業界の夜明けとなるプロジェクトを語る連載コラム シリーズ 動かす仕組み 第1回:アワードを通じた挑戦【ワイケープロデュース 営業部部長 猪股 進氏】

「アート作品」として広く認知されるために

3 月、エンターテインメントの聖地、ラスベガスで、5 日間にわたり開催されたトップクラスのフォトグラファーと最新技術、感性のぶつかり合う世界的展示会「WPPI(Wedding PortraitPhotographers International)」に、今年も参加しました。そこで見えてきたのは、デジタル時代だからこそ回帰する「物質としての写真」の価値です。イベントの目玉はフォトコンテスト「Icon Internation al Photography Awards」のライブジャッジで、審査員たちが目の前で作品を評価し議論を交わす。その様子はまさに手に汗握る真剣勝負。クリエイター達が「写真の力」を信じ、研鑽を積んでいることを確信させてくれる刺激に満ちていました。

当社は創業以来、技術と表現の高みを目指す過程で、常にあるひとつの問いを抱いてきました。「これほど豊かな表現が、なぜブライダル業界という枠組みの中だけで完結しているのか。

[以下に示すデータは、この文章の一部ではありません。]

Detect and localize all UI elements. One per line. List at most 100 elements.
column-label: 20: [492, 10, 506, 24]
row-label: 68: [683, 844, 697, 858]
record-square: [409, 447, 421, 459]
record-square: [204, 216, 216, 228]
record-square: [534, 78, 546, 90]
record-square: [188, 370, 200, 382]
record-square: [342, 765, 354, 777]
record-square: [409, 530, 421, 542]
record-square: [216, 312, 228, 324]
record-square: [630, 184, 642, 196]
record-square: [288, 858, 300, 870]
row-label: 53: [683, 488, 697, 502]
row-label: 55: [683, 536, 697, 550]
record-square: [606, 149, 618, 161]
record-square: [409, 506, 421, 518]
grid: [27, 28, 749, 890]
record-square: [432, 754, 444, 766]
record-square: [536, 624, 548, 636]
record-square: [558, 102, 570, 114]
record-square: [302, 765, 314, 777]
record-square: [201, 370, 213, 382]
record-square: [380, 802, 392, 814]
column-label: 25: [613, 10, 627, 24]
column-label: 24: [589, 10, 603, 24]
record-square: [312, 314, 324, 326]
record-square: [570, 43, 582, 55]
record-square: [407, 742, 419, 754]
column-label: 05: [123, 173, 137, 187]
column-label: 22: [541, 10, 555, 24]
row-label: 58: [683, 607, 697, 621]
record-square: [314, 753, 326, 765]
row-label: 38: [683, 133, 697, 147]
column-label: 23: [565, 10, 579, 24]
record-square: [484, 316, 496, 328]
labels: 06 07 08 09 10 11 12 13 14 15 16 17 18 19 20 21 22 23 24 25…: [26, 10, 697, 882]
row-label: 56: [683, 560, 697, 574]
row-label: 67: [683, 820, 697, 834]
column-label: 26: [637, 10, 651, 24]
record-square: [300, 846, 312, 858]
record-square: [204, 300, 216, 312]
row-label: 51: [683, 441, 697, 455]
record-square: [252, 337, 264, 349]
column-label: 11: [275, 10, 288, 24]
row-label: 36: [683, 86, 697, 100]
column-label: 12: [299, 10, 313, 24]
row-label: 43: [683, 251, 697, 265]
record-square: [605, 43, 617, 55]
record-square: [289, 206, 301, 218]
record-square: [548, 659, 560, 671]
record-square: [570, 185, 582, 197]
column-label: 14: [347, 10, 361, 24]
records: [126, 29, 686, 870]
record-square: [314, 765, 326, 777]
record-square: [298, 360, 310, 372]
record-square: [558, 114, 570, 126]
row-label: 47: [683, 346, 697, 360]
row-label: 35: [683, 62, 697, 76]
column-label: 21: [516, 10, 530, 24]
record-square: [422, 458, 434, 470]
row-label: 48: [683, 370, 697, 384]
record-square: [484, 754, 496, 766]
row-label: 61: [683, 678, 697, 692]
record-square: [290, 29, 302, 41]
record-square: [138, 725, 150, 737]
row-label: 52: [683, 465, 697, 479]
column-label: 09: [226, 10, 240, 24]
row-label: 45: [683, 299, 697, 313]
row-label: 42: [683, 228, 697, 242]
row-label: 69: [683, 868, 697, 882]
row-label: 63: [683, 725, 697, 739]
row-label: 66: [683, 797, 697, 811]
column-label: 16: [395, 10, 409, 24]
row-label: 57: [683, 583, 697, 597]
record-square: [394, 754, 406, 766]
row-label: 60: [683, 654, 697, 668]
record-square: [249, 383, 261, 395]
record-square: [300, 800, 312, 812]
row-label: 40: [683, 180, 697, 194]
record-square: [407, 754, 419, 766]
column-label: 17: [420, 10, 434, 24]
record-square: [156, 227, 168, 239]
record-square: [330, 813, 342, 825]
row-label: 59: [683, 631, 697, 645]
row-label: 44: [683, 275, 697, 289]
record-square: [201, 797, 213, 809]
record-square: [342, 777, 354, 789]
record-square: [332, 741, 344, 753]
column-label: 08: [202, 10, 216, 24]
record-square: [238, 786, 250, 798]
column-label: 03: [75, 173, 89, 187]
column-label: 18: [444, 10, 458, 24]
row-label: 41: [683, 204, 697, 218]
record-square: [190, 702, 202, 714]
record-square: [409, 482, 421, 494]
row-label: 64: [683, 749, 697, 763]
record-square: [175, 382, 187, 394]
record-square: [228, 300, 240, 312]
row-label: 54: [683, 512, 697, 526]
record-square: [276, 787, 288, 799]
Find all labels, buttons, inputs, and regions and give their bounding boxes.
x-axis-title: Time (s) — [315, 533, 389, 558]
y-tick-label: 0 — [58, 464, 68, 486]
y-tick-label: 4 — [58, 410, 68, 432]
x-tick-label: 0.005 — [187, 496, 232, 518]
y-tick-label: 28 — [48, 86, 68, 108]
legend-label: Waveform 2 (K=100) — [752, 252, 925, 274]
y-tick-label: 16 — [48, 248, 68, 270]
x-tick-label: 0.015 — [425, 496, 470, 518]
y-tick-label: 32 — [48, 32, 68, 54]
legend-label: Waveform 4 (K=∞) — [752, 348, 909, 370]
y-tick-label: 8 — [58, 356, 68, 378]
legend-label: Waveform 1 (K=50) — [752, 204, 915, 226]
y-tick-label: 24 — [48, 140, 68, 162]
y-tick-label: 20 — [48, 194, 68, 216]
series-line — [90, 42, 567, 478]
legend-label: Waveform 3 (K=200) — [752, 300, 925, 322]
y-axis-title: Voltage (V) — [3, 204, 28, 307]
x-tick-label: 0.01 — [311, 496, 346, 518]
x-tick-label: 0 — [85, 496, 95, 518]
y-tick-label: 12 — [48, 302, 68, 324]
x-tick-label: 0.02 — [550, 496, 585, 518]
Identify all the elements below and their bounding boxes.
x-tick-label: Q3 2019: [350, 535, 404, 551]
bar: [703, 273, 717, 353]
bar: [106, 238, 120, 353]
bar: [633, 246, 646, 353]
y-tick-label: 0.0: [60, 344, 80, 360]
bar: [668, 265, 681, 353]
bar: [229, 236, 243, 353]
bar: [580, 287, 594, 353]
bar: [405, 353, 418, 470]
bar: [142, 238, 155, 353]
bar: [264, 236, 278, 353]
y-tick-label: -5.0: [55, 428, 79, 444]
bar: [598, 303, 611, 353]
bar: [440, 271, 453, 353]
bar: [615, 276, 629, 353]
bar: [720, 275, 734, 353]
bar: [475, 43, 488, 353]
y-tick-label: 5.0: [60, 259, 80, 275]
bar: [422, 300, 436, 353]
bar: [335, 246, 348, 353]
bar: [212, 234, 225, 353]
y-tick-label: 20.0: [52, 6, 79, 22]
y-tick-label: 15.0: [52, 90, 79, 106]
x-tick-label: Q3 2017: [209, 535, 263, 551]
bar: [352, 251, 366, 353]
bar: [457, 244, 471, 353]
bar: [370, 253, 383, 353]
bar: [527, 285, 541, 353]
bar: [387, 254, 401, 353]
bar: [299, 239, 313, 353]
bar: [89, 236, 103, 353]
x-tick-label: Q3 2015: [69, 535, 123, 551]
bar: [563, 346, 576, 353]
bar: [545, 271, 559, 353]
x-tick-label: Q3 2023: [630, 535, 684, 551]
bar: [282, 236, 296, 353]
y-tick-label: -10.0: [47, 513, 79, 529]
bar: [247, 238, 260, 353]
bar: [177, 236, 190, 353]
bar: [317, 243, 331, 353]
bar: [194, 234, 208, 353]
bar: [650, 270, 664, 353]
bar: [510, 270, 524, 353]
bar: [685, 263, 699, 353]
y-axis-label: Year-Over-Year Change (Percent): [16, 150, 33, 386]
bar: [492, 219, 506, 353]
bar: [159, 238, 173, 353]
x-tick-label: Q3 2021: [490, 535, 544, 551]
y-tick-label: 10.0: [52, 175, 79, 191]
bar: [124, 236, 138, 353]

婚礼写真には、もっと広い社会にその魅力を届ける力があるのではないか」と。この命題に対する答えを探し、2016年から国内外のコンペティションへ積極的に挑戦を続け、今日までに累計300件以上の受賞という成果を積み上げてきました。しかしこれは単なる実績作りではありません。国際コンペティションという厳しい場所で腕を磨き続けていくことは、その変化の起点をつくり、業界の社会的地位を向上させる一つの使命であると考えています。

もし婚礼写真が単なる「当日の記録」を超えて、「結婚式の魅力を外へ発信する強力なメディア」として社会に広く流通するようになれば、状況は一変します。昨今、さまざまな理由から挙式を選ばないカップルが増えています。その背景の一つとして「結婚式がどんな体験なのか、想像できない」という情報の空白があると感じています。

婚礼写真が、フォトグラファーの表現力を通して外の世界へ届くことは、結婚式という体験の解像度を高め、憧れを燃焼させるはずです。弊社はアワードという挑戦を、結婚式自体の価値を広げるための文化的な投資として位置づけています。フォトグラファーの表現力が「集客の源泉」として評価されれば、業界全体のクリエイティブは加速し、結婚式業界の価値の構造そのものも劇的に変化するでしょう。

「婚礼写真をカタチに残す」という行為は、単なる商品の提供ではありません。私たちがコンペティションで磨いた表現力を、最高品質のプロダクトへと落とし込み、それを鑑賞体験として届ける。この一連のサイクルこそ、素晴らしい写真文化を次世代に向けてさせる鍵ではないでしょうか。